氐人很有可能會從城門上放箭,杜英衝在前麵實在是太危險了。


    “這邊突圍的是苻融,那不知道城南是誰,打的如此激烈?”房曠忍不住好奇的問道,也算是想辦法將自己的注意力從眼前的焦灼上轉移開,不然著急都要著急瘋了。


    杜英也露出奇怪神色,城南的戰局也持續的時間不短了,殺聲不斷,王擢能夠抵抗這麽長時間,出乎杜英的預料,隻能歸結於王擢遇到了旗鼓相當的對手。


    “報!”傳令兵飛快而來,“城南氐人主帥已經探明是苻黃眉!其突圍不利,已率軍撤退到內城南門。


    而秦州兵馬也無力再戰,依托各處屋舍,搜剿殘敵,不再攻城!”


    這一下,杜英和房曠臉色都是一變。


    苻黃眉······


    還真是一個老對手了,當初可是一度讓關中盟如臨大敵。


    隻不過苻黃眉後來賦閑在家,並沒有上陣的機會。


    沒想到這一次竟然又站出來統兵了。


    不過想想也是,生死存亡關頭,顯然苻堅也顧不上那麽多,能夠用的人都用了起來。


    “之前還真是小瞧了王擢。
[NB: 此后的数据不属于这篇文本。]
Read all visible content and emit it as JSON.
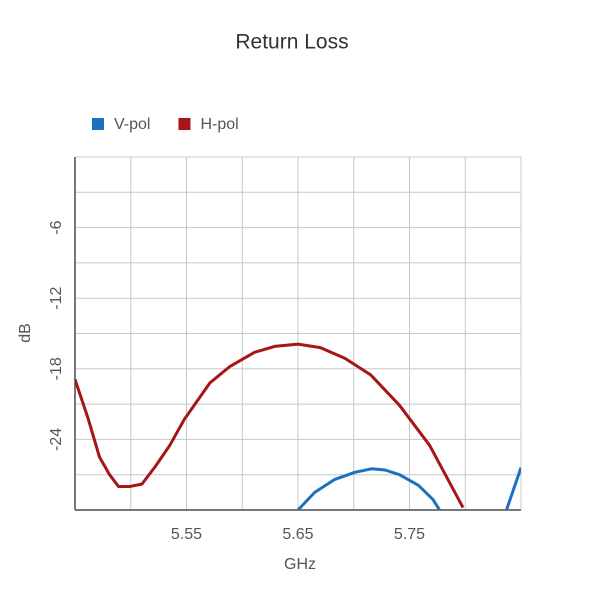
{
  "chart_data": {
    "type": "line",
    "title": "Return Loss",
    "x_label": "GHz",
    "y_label": "dB",
    "legend": "top-left",
    "grid": true,
    "xlim": [
      5.45,
      5.85
    ],
    "xticks": [
      5.55,
      5.65,
      5.75
    ],
    "x_minor_gridlines": [
      5.45,
      5.5,
      5.6,
      5.7,
      5.8,
      5.85
    ],
    "ylim": [
      -30,
      0
    ],
    "yticks": [
      -24,
      -18,
      -12,
      -6
    ],
    "y_minor_gridlines": [
      -30,
      -27,
      -21,
      -15,
      -9,
      -3,
      0
    ],
    "series": [
      {
        "name": "V-pol",
        "color": "#1f6fbf",
        "x": [
          5.65,
          5.665,
          5.683,
          5.701,
          5.716,
          5.728,
          5.741,
          5.758,
          5.771,
          5.777,
          null,
          5.837,
          5.85
        ],
        "values": [
          -30,
          -28.5,
          -27.4,
          -26.8,
          -26.5,
          -26.6,
          -27.0,
          -27.9,
          -29.1,
          -30,
          null,
          -30,
          -26.4
        ]
      },
      {
        "name": "H-pol",
        "color": "#a61616",
        "x": [
          5.45,
          5.462,
          5.472,
          5.481,
          5.489,
          5.499,
          5.51,
          5.522,
          5.535,
          5.548,
          5.571,
          5.589,
          5.611,
          5.629,
          5.65,
          5.67,
          5.692,
          5.715,
          5.741,
          5.768,
          5.798
        ],
        "values": [
          -18.9,
          -22.3,
          -25.5,
          -27.0,
          -28.0,
          -28.0,
          -27.8,
          -26.3,
          -24.5,
          -22.3,
          -19.2,
          -17.8,
          -16.6,
          -16.1,
          -15.9,
          -16.2,
          -17.1,
          -18.5,
          -21.1,
          -24.5,
          -29.8
        ]
      }
    ]
  }
}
”杜英苦笑道。


    就算是給苻黃眉一群老弱病殘,王擢按理說也應該很難是對手。


    一方是死中求活,而另外一方最習慣的卻是臨陣跑路,雙方的戰鬥意誌都不是一個層次上的。


    房曠沉聲說道:


    “秦州兵馬阻擋住了苻黃眉的進攻,也等於徹底斷送了氐人從城南突圍的選擇,所以要論功績,這也是大功一件。


    而盟主原本打算憑借全殲氐秦的威風,壓服王擢,直接奪走王擢的兵權,然而現在恐怕不能行此事了。”


    杜英搖了搖頭:


    “若是餘一直心心念念的是如何剝奪手下將領的兵權,那麽誰還會為我效忠?


    本來不願意讓王擢領兵,並不是因為他並非關中出身,而是因為其臨陣脫逃的次數太多,所以餘又如何能夠信任他?
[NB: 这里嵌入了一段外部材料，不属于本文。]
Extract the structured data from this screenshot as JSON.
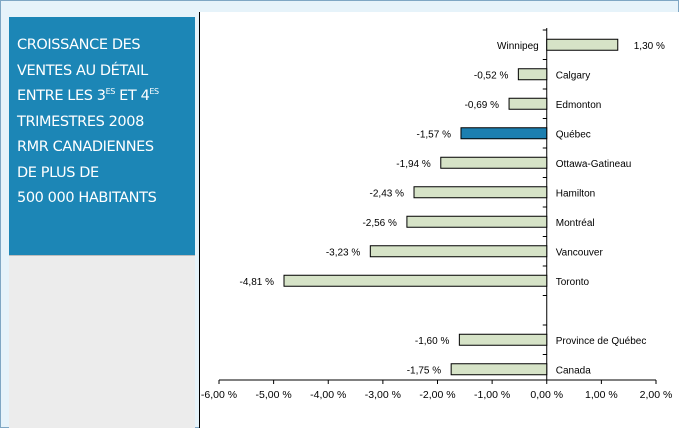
{
  "title": {
    "line1": "Croissance des",
    "line2": "ventes au détail",
    "line3_pre": "entre les 3",
    "line3_sup1": "es",
    "line3_mid": " et 4",
    "line3_sup2": "es",
    "line4": "trimestres 2008",
    "line5": "RMR canadiennes",
    "line6": "de plus de",
    "line7": "500 000 habitants"
  },
  "colors": {
    "bar": "#d6e3c7",
    "highlight": "#1c7fb0",
    "title_bg": "#1c86b6"
  },
  "chart_data": {
    "type": "bar",
    "orientation": "horizontal",
    "categories": [
      "Winnipeg",
      "Calgary",
      "Edmonton",
      "Québec",
      "Ottawa-Gatineau",
      "Hamilton",
      "Montréal",
      "Vancouver",
      "Toronto",
      "Province de Québec",
      "Canada"
    ],
    "values": [
      1.3,
      -0.52,
      -0.69,
      -1.57,
      -1.94,
      -2.43,
      -2.56,
      -3.23,
      -4.81,
      -1.6,
      -1.75
    ],
    "value_labels": [
      "1,30 %",
      "-0,52 %",
      "-0,69 %",
      "-1,57 %",
      "-1,94 %",
      "-2,43 %",
      "-2,56 %",
      "-3,23 %",
      "-4,81 %",
      "-1,60 %",
      "-1,75 %"
    ],
    "highlighted": "Québec",
    "xlim": [
      -6,
      2
    ],
    "xticks": [
      -6,
      -5,
      -4,
      -3,
      -2,
      -1,
      0,
      1,
      2
    ],
    "xtick_labels": [
      "-6,00 %",
      "-5,00 %",
      "-4,00 %",
      "-3,00 %",
      "-2,00 %",
      "-1,00 %",
      "0,00 %",
      "1,00 %",
      "2,00 %"
    ],
    "grid": false,
    "legend": "none"
  }
}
    如今看來,隻要王擢願意,那麽秦州兵馬並非完全不能戰,那麽是否要完全剝奪王擢的兵權,恐怕還得再掂量一下。”


    房曠會意,杜英對王擢其實還是不放心,畢竟對方的前科實在是太多了,不過王擢這一戰相對優秀的表現,又讓杜英不得不盡可能的給王擢以鼓勵,以求能夠穩定軍心。


    否則的話,誰還願意匯聚到杜英的麾下?


    所以盟主捏著鼻子也得認。


    前方,王師軍隊已經逆著氐人的兵鋒,湧入到城門之中。


    “走,入城!”杜英果斷下令。


    此時,就需要有一根稻草,徹底壓倒氐人。


    隨著杜英的旗幟向前移動,王師將士更是爆發出歡呼,人人皆往前衝,顯然都想要在杜英的麵前立下斬將奪旗之功。


    “苻堅在城門上!”有人大喊道。


    “盟主且先後退!”房曠下意識的抬頭,同時擋在杜英的麵前。


    氐人仍然還占據內城城門,雖然內城並不高大,可是居高臨下,箭矢仍然足以威脅到杜英。


    杜英卻擺了擺手:


    “無妨,末路窮途,還能翻動什麽波瀾?”


    說完,他抬頭看了一眼城門,在這個角度看不到苻堅的身影。


    終歸,是要和他見一麵的。


    在杜英心中,苻堅,才是他來到這個時代之後需要麵對的最強大的對手。


    半數是因為苻堅在曆史上真的曾經一統北方,對江左形成泰山壓頂之勢,半數則是因為杜英剛剛建立關中盟的時候還很弱小,所以杜英一直擔心關中盟會被苻堅扼殺在萌芽狀態。


    還好,苻堅最終選擇了和杜英結盟,而不是推動氐人去滅了關中盟,這也讓杜英趁勢而起。


    策馬入城,城中的氐人雖然還在抵抗,但是麵對如同潮水一樣的王師士卒,這些抵抗已經難以入眼。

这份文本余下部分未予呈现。